ログインElena
« Ton repas refroidit, Elena. »
La voix d'Ethan résonna autour de la table, me ramenant à la réalité. Sa voix était douce et posée, comme si nous n'étions qu'un couple endeuillé tentant de traverser une période difficile ensemble. Et, à en juger par les informations que j'avais reçues aujourd'hui, j'étais en réalité irritée.
Je baissai les yeux vers mon assiette intacte.
« Ça va », répondis-je doucement.
« Non, ça ne va pas. » Il plia soigneusement sa serviette à côté de son assiette. « Tu n'as presque rien mangé de la semaine. »
« Toute la semaine », dit-il, comme si mon fils n'avait pas été enterré six jours plus tôt.
Le lustre au-dessus de nous projetait une douce lumière dorée sur la table, illuminant l'argenterie polie, le vin précieux et l'illusion soigneusement entretenue d'une paix domestique. Ethan était exactement comme on s'y attendait.
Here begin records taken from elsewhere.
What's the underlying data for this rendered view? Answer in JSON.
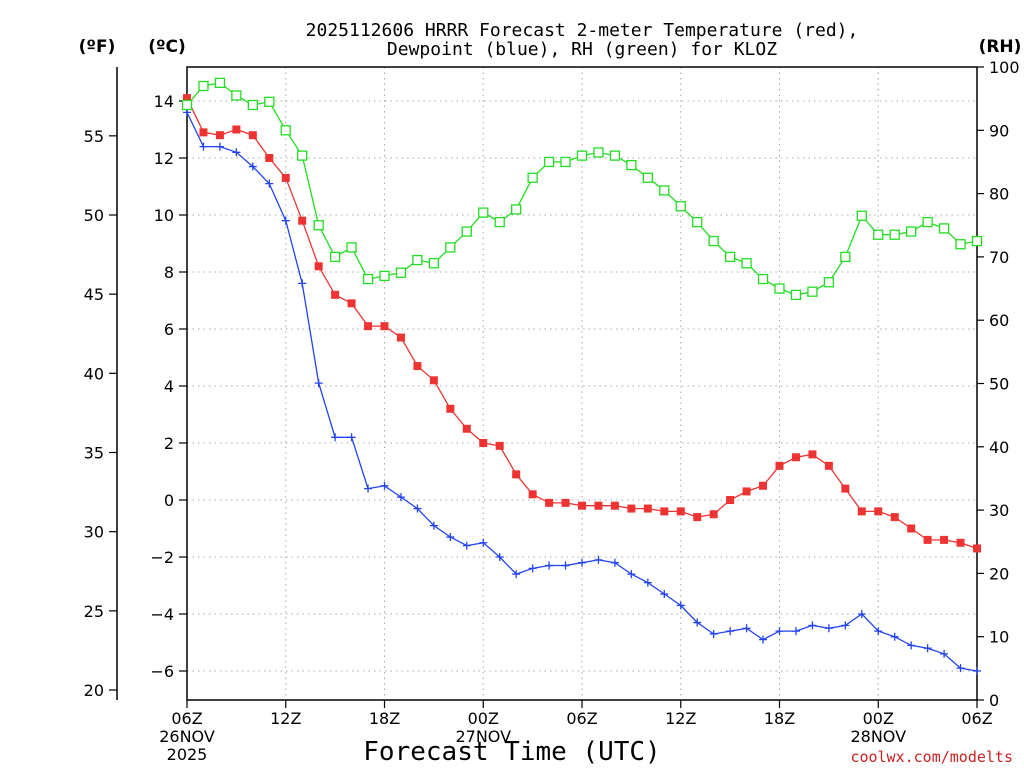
{
  "chart_data": {
    "type": "line",
    "title_line1": "2025112606 HRRR Forecast 2-meter Temperature (red),",
    "title_line2": "Dewpoint (blue), RH (green) for KLOZ",
    "xlabel": "Forecast Time (UTC)",
    "ylabel_left_f": "(ºF)",
    "ylabel_left_c": "(ºC)",
    "ylabel_right": "(RH)",
    "credit": "coolwx.com/modelts",
    "x_hours": [
      0,
      1,
      2,
      3,
      4,
      5,
      6,
      7,
      8,
      9,
      10,
      11,
      12,
      13,
      14,
      15,
      16,
      17,
      18,
      19,
      20,
      21,
      22,
      23,
      24,
      25,
      26,
      27,
      28,
      29,
      30,
      31,
      32,
      33,
      34,
      35,
      36,
      37,
      38,
      39,
      40,
      41,
      42,
      43,
      44,
      45,
      46,
      47,
      48
    ],
    "x_ticks": [
      {
        "hour": 0,
        "label": "06Z",
        "sub1": "26NOV",
        "sub2": "2025"
      },
      {
        "hour": 6,
        "label": "12Z",
        "sub1": "",
        "sub2": ""
      },
      {
        "hour": 12,
        "label": "18Z",
        "sub1": "",
        "sub2": ""
      },
      {
        "hour": 18,
        "label": "00Z",
        "sub1": "27NOV",
        "sub2": ""
      },
      {
        "hour": 24,
        "label": "06Z",
        "sub1": "",
        "sub2": ""
      },
      {
        "hour": 30,
        "label": "12Z",
        "sub1": "",
        "sub2": ""
      },
      {
        "hour": 36,
        "label": "18Z",
        "sub1": "",
        "sub2": ""
      },
      {
        "hour": 42,
        "label": "00Z",
        "sub1": "28NOV",
        "sub2": ""
      },
      {
        "hour": 48,
        "label": "06Z",
        "sub1": "",
        "sub2": ""
      }
    ],
    "ylim_c": [
      -7,
      15.5
    ],
    "ylim_rh": [
      0,
      100
    ],
    "yticks_c": [
      -6,
      -4,
      -2,
      0,
      2,
      4,
      6,
      8,
      10,
      12,
      14
    ],
    "yticks_c_labels": [
      "−6",
      "−4",
      "−2",
      "0",
      "2",
      "4",
      "6",
      "8",
      "10",
      "12",
      "14"
    ],
    "yticks_f": [
      20,
      25,
      30,
      35,
      40,
      45,
      50,
      55
    ],
    "yticks_f_labels": [
      "20",
      "25",
      "30",
      "35",
      "40",
      "45",
      "50",
      "55"
    ],
    "yticks_rh": [
      0,
      10,
      20,
      30,
      40,
      50,
      60,
      70,
      80,
      90,
      100
    ],
    "yticks_rh_labels": [
      "0",
      "10",
      "20",
      "30",
      "40",
      "50",
      "60",
      "70",
      "80",
      "90",
      "100"
    ],
    "series": [
      {
        "name": "Temperature",
        "unit": "C",
        "color": "#ee3333",
        "marker": "filled-square",
        "values": [
          14.1,
          12.9,
          12.8,
          13.0,
          12.8,
          12.0,
          11.3,
          9.8,
          8.2,
          7.2,
          6.9,
          6.1,
          6.1,
          5.7,
          4.7,
          4.2,
          3.2,
          2.5,
          2.0,
          1.9,
          0.9,
          0.2,
          -0.1,
          -0.1,
          -0.2,
          -0.2,
          -0.2,
          -0.3,
          -0.3,
          -0.4,
          -0.4,
          -0.6,
          -0.5,
          0.0,
          0.3,
          0.5,
          1.2,
          1.5,
          1.6,
          1.2,
          0.4,
          -0.4,
          -0.4,
          -0.6,
          -1.0,
          -1.4,
          -1.4,
          -1.5,
          -1.7
        ]
      },
      {
        "name": "Dewpoint",
        "unit": "C",
        "color": "#2244ee",
        "marker": "plus",
        "values": [
          13.6,
          12.4,
          12.4,
          12.2,
          11.7,
          11.1,
          9.8,
          7.6,
          4.1,
          2.2,
          2.2,
          0.4,
          0.5,
          0.1,
          -0.3,
          -0.9,
          -1.3,
          -1.6,
          -1.5,
          -2.0,
          -2.6,
          -2.4,
          -2.3,
          -2.3,
          -2.2,
          -2.1,
          -2.2,
          -2.6,
          -2.9,
          -3.3,
          -3.7,
          -4.3,
          -4.7,
          -4.6,
          -4.5,
          -4.9,
          -4.6,
          -4.6,
          -4.4,
          -4.5,
          -4.4,
          -4.0,
          -4.6,
          -4.8,
          -5.1,
          -5.2,
          -5.4,
          -5.9,
          -6.0
        ]
      },
      {
        "name": "RH",
        "unit": "%",
        "color": "#22dd22",
        "marker": "open-square",
        "values": [
          94,
          97,
          97.5,
          95.5,
          94,
          94.5,
          90,
          86,
          75,
          70,
          71.5,
          66.5,
          67,
          67.5,
          69.5,
          69,
          71.5,
          74,
          77,
          75.5,
          77.5,
          82.5,
          85,
          85,
          86,
          86.5,
          86,
          84.5,
          82.5,
          80.5,
          78,
          75.5,
          72.5,
          70,
          69,
          66.5,
          65,
          64,
          64.5,
          66,
          70,
          76.5,
          73.5,
          73.5,
          74,
          75.5,
          74.5,
          72,
          72.5
        ]
      }
    ]
  }
}
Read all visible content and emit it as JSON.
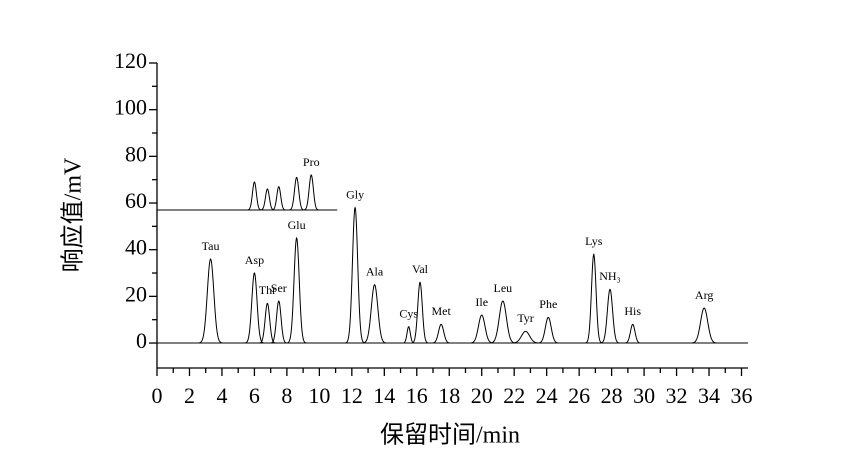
{
  "chart_data": {
    "type": "chromatogram",
    "xlabel": "保留时间/min",
    "ylabel": "响应值/mV",
    "xlim": [
      0,
      36.4
    ],
    "xticks": [
      0,
      2,
      4,
      6,
      8,
      10,
      12,
      14,
      16,
      18,
      20,
      22,
      24,
      26,
      28,
      30,
      32,
      34,
      36
    ],
    "xminorticks": [
      1,
      3,
      5,
      7,
      9,
      11,
      13,
      15,
      17,
      19,
      21,
      23,
      25,
      27,
      29,
      31,
      33,
      35
    ],
    "ylim": [
      -10.7,
      120
    ],
    "yticks": [
      0,
      20,
      40,
      60,
      80,
      100,
      120
    ],
    "yminorticks": [
      10,
      30,
      50,
      70,
      90,
      110
    ],
    "series": [
      {
        "color": "#000000",
        "baseline": 0,
        "range": [
          0,
          36.4
        ],
        "peaks": [
          {
            "label": "Tau",
            "time": 3.3,
            "height": 36,
            "width": 0.2
          },
          {
            "label": "Asp",
            "time": 6.0,
            "height": 30,
            "width": 0.16
          },
          {
            "label": "Thr",
            "time": 6.8,
            "height": 17,
            "width": 0.14
          },
          {
            "label": "Ser",
            "time": 7.5,
            "height": 18,
            "width": 0.14
          },
          {
            "label": "Glu",
            "time": 8.6,
            "height": 45,
            "width": 0.16
          },
          {
            "label": "Gly",
            "time": 12.2,
            "height": 58,
            "width": 0.16
          },
          {
            "label": "Ala",
            "time": 13.4,
            "height": 25,
            "width": 0.2
          },
          {
            "label": "Cys",
            "time": 15.5,
            "height": 7,
            "width": 0.1
          },
          {
            "label": "Val",
            "time": 16.2,
            "height": 26,
            "width": 0.14
          },
          {
            "label": "Met",
            "time": 17.5,
            "height": 8,
            "width": 0.16
          },
          {
            "label": "Ile",
            "time": 20.0,
            "height": 12,
            "width": 0.2
          },
          {
            "label": "Leu",
            "time": 21.3,
            "height": 18,
            "width": 0.22
          },
          {
            "label": "Tyr",
            "time": 22.7,
            "height": 5,
            "width": 0.25
          },
          {
            "label": "Phe",
            "time": 24.1,
            "height": 11,
            "width": 0.18
          },
          {
            "label": "Lys",
            "time": 26.9,
            "height": 38,
            "width": 0.14
          },
          {
            "label": "NH₃",
            "time": 27.9,
            "height": 23,
            "width": 0.16
          },
          {
            "label": "His",
            "time": 29.3,
            "height": 8,
            "width": 0.14
          },
          {
            "label": "Arg",
            "time": 33.7,
            "height": 15,
            "width": 0.22
          }
        ]
      },
      {
        "color": "#000000",
        "baseline": 57,
        "range": [
          0,
          11.1
        ],
        "peaks": [
          {
            "label": null,
            "time": 6.0,
            "height": 12,
            "width": 0.12
          },
          {
            "label": null,
            "time": 6.8,
            "height": 9,
            "width": 0.12
          },
          {
            "label": null,
            "time": 7.5,
            "height": 10,
            "width": 0.12
          },
          {
            "label": null,
            "time": 8.6,
            "height": 14,
            "width": 0.13
          },
          {
            "label": "Pro",
            "time": 9.5,
            "height": 15,
            "width": 0.13
          }
        ]
      }
    ]
  }
}
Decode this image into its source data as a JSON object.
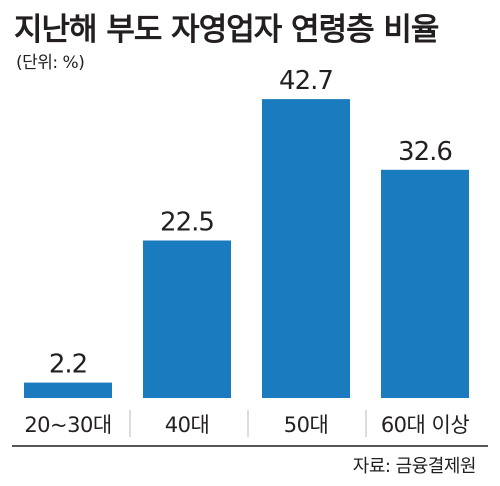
{
  "chart_data": {
    "type": "bar",
    "title": "지난해 부도 자영업자 연령층 비율",
    "unit_note": "(단위: %)",
    "categories": [
      "20~30대",
      "40대",
      "50대",
      "60대 이상"
    ],
    "values": [
      2.2,
      22.5,
      42.7,
      32.6
    ],
    "data_labels": [
      "2.2",
      "22.5",
      "42.7",
      "32.6"
    ],
    "source": "자료: 금융결제원",
    "grid": false,
    "legend": "none",
    "bar_color": "#1a7bbf",
    "baseline_color": "#231f20"
  }
}
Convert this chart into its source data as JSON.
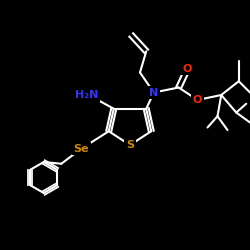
{
  "bg_color": "#000000",
  "bond_color": "#ffffff",
  "atom_colors": {
    "N": "#3333ff",
    "O": "#ff2200",
    "S": "#cc8800",
    "Se": "#cc8800",
    "NH2": "#3333ff"
  },
  "bond_width": 1.5,
  "figsize": [
    2.5,
    2.5
  ],
  "dpi": 100
}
Maîtrisé, soucieux, avec un chagrin élégant dissimulé sous une chemise noire cintrée.
Quiconque nous observait aurait cru qu'il avait le cœur brisé, mais le chagrin a un son. Je le savais, car j'entendais le mien chaque nuit, lorsque je me réveillais en sursaut, haletante après des cauchemars où Daniel m'appelait.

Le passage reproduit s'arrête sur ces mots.